GLUCOCORTICOIDS CAUSE DIABETES MAINLY VIA INSULIN RESISTANCE

The mechanism by which glucocorticoids cause diabetes predominantly involves insulin resistance rather than decreased insulin production. In fact, in a study in healthy volunteers, ¹⁰ hydrocortisone infusion resulted in higher insulin production than saline infusion did. (In high doses, however, glucocorticoids have been shown to decrease insulin secretion.¹¹)

Normally, in response to insulin, the liver decreases its output of glucose. Glucocorticoids decrease the liver’s sensitivity to insulin, thereby increasing hepatic glucose output.¹² They also inhibit glucose uptake in muscle and fat, reducing insulin sensitivity as much as 60% in healthy volunteers. This seems primarily due to a postreceptor effect, ie, inhibition of glucose transport.^13–15

THE PEAK EFFECT OCCURS 4 TO 6 HOURS AFTER DOSING

To understand the optimal time for checking plasma glucose and to apply appropriate treatment, we should consider the pharmacokinetic profile of glucocorticoids.

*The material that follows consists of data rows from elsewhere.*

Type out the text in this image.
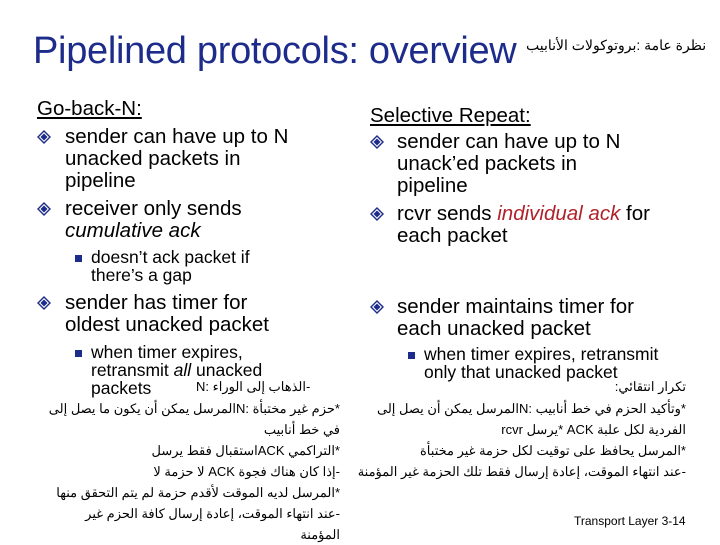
Pipelined protocols: overview نظرة عامة :بروتوكولات الأنابيب
Go-back-N:
sender can have up to N
unacked packets in
pipeline
receiver only sends
cumulative ack
doesn’t ack packet if
there’s a gap
sender has timer for
oldest unacked packet
when timer expires,
retransmit all unacked
packets	-الذهاب إلى الوراء :N
*حزم غير مختبأة :Nالمرسل يمكن أن يكون ما يصل إلى
في خط أنابيب
*التراكمي ACKاستقبال فقط يرسل
-إذا كان هناك فجوة ACK لا حزمة لا
*المرسل لديه الموقت لأقدم حزمة لم يتم التحقق منها
-عند انتهاء الموقت، إعادة إرسال كافة الحزم غير
المؤمنة
Selective Repeat:
sender can have up to N
unack’ed packets in
pipeline
rcvr sends individual ack for
each packet
sender maintains timer for
each unacked packet
when timer expires, retransmit
only that unacked packet
تكرار انتقائي:
*وتأكيد الحزم في خط أنابيب :Nالمرسل يمكن أن يصل إلى
الفردية لكل علبة ACK *يرسل rcvr
*المرسل يحافظ على توقيت لكل حزمة غير مختبأة
-عند انتهاء الموقت، إعادة إرسال فقط تلك الحزمة غير المؤمنة
Transport Layer 3-14
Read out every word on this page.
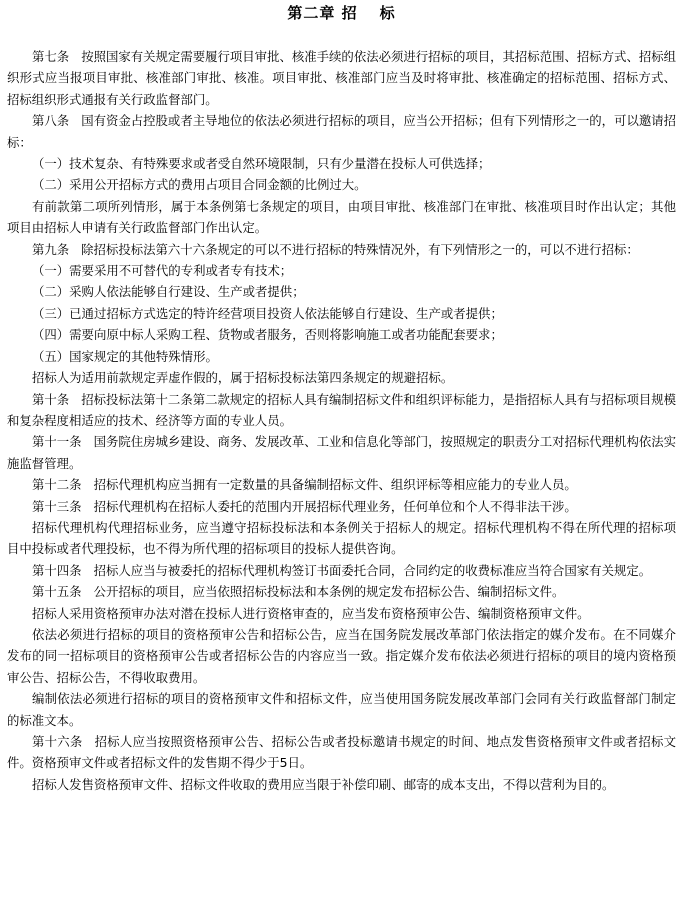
第二章 招 标

第七条 按照国家有关规定需要履行项目审批、核准手续的依法必须进行招标的项目，其招标范围、招标方式、招标组织形式应当报项目审批、核准部门审批、核准。项目审批、核准部门应当及时将审批、核准确定的招标范围、招标方式、招标组织形式通报有关行政监督部门。

第八条 国有资金占控股或者主导地位的依法必须进行招标的项目，应当公开招标；但有下列情形之一的，可以邀请招标：

（一）技术复杂、有特殊要求或者受自然环境限制，只有少量潜在投标人可供选择；

（二）采用公开招标方式的费用占项目合同金额的比例过大。

有前款第二项所列情形，属于本条例第七条规定的项目，由项目审批、核准部门在审批、核准项目时作出认定；其他项目由招标人申请有关行政监督部门作出认定。

第九条 除招标投标法第六十六条规定的可以不进行招标的特殊情况外，有下列情形之一的，可以不进行招标：

（一）需要采用不可替代的专利或者专有技术；

（二）采购人依法能够自行建设、生产或者提供；

（三）已通过招标方式选定的特许经营项目投资人依法能够自行建设、生产或者提供；

（四）需要向原中标人采购工程、货物或者服务，否则将影响施工或者功能配套要求；

（五）国家规定的其他特殊情形。

招标人为适用前款规定弄虚作假的，属于招标投标法第四条规定的规避招标。

第十条 招标投标法第十二条第二款规定的招标人具有编制招标文件和组织评标能力，是指招标人具有与招标项目规模和复杂程度相适应的技术、经济等方面的专业人员。

第十一条 国务院住房城乡建设、商务、发展改革、工业和信息化等部门，按照规定的职责分工对招标代理机构依法实施监督管理。

第十二条 招标代理机构应当拥有一定数量的具备编制招标文件、组织评标等相应能力的专业人员。

第十三条 招标代理机构在招标人委托的范围内开展招标代理业务，任何单位和个人不得非法干涉。

招标代理机构代理招标业务，应当遵守招标投标法和本条例关于招标人的规定。招标代理机构不得在所代理的招标项目中投标或者代理投标，也不得为所代理的招标项目的投标人提供咨询。

第十四条 招标人应当与被委托的招标代理机构签订书面委托合同，合同约定的收费标准应当符合国家有关规定。

第十五条 公开招标的项目，应当依照招标投标法和本条例的规定发布招标公告、编制招标文件。

招标人采用资格预审办法对潜在投标人进行资格审查的，应当发布资格预审公告、编制资格预审文件。

依法必须进行招标的项目的资格预审公告和招标公告，应当在国务院发展改革部门依法指定的媒介发布。在不同媒介发布的同一招标项目的资格预审公告或者招标公告的内容应当一致。指定媒介发布依法必须进行招标的项目的境内资格预审公告、招标公告，不得收取费用。

编制依法必须进行招标的项目的资格预审文件和招标文件，应当使用国务院发展改革部门会同有关行政监督部门制定的标准文本。

第十六条 招标人应当按照资格预审公告、招标公告或者投标邀请书规定的时间、地点发售资格预审文件或者招标文件。资格预审文件或者招标文件的发售期不得少于5日。

招标人发售资格预审文件、招标文件收取的费用应当限于补偿印刷、邮寄的成本支出，不得以营利为目的。
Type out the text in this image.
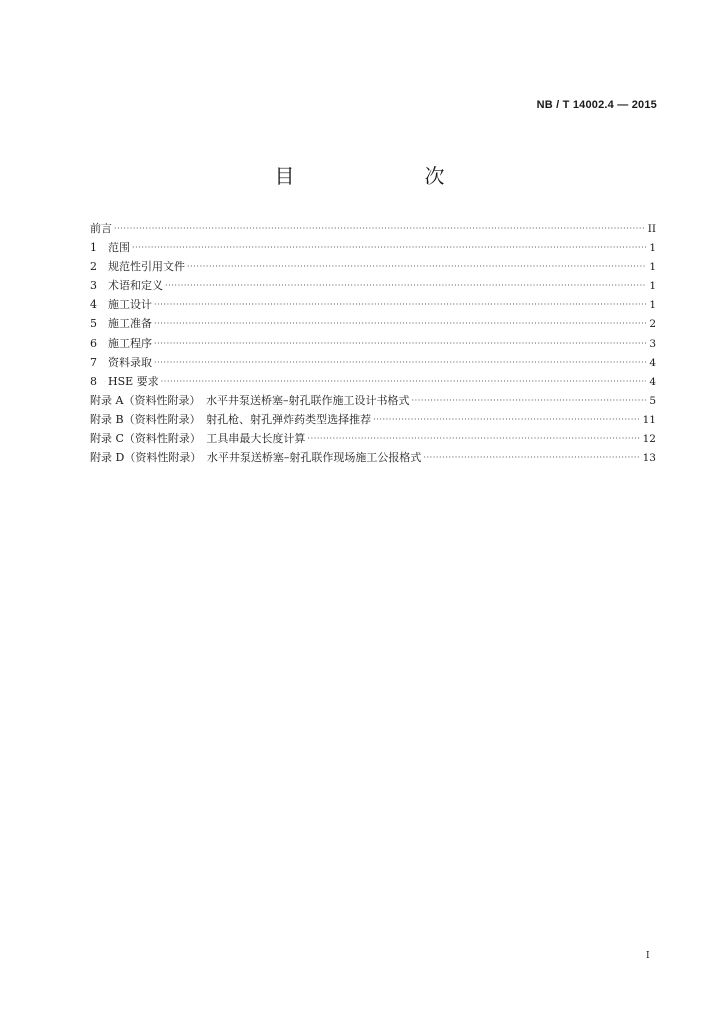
NB / T 14002.4 — 2015
目　　次
前言 ·····	II
1　范围 ·····	1
2　规范性引用文件 ·····	1
3　术语和定义 ·····	1
4　施工设计 ·····	1
5　施工准备 ·····	2
6　施工程序 ·····	3
7　资料录取 ·····	4
8　HSE 要求 ·····	4
附录 A（资料性附录）　水平井泵送桥塞–射孔联作施工设计书格式 ·····	5
附录 B（资料性附录）　射孔枪、射孔弹炸药类型选择推荐 ·····	11
附录 C（资料性附录）　工具串最大长度计算 ·····	12
附录 D（资料性附录）　水平井泵送桥塞–射孔联作现场施工公报格式 ·····	13
I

Studied using the whole-blood lymphocyte proliferation technique, prednisone shows a peak effect at about 4 to 6 hours and a duration of action of 13 to 16 hours.¹⁶ This closely resembles what we see in terms of glucose excursion with this drug.¹⁷ Two studies of intravenous dexamethasone 10 mg showed that glucose levels rose within 4 hours of injection, but did not pursue this beyond that time frame.^18,19

PATIENTS WITHOUT A PREVIOUS DIAGNOSIS OF DIABETES

Be alert for new-onset diabetes

For most diseases treated with glucocorticoids, clinicians can estimate in advance how long the patient will need to take the drug. We can arbitrarily classify the projected exposure as either short-term (3 to 4 weeks or less, such as a 6-day course of methylprednisolone for allergic conditions) or long-term (such as in transplant recipients to prevent rejection or to treat graft-vs-host disease). Hyperglycemia is a potential concern with both short-term and long-term treatment. However, guidelines on checking blood sugar levels, as opposed to relying on symptoms alone, are available only for long-term glucocorticoid treatment.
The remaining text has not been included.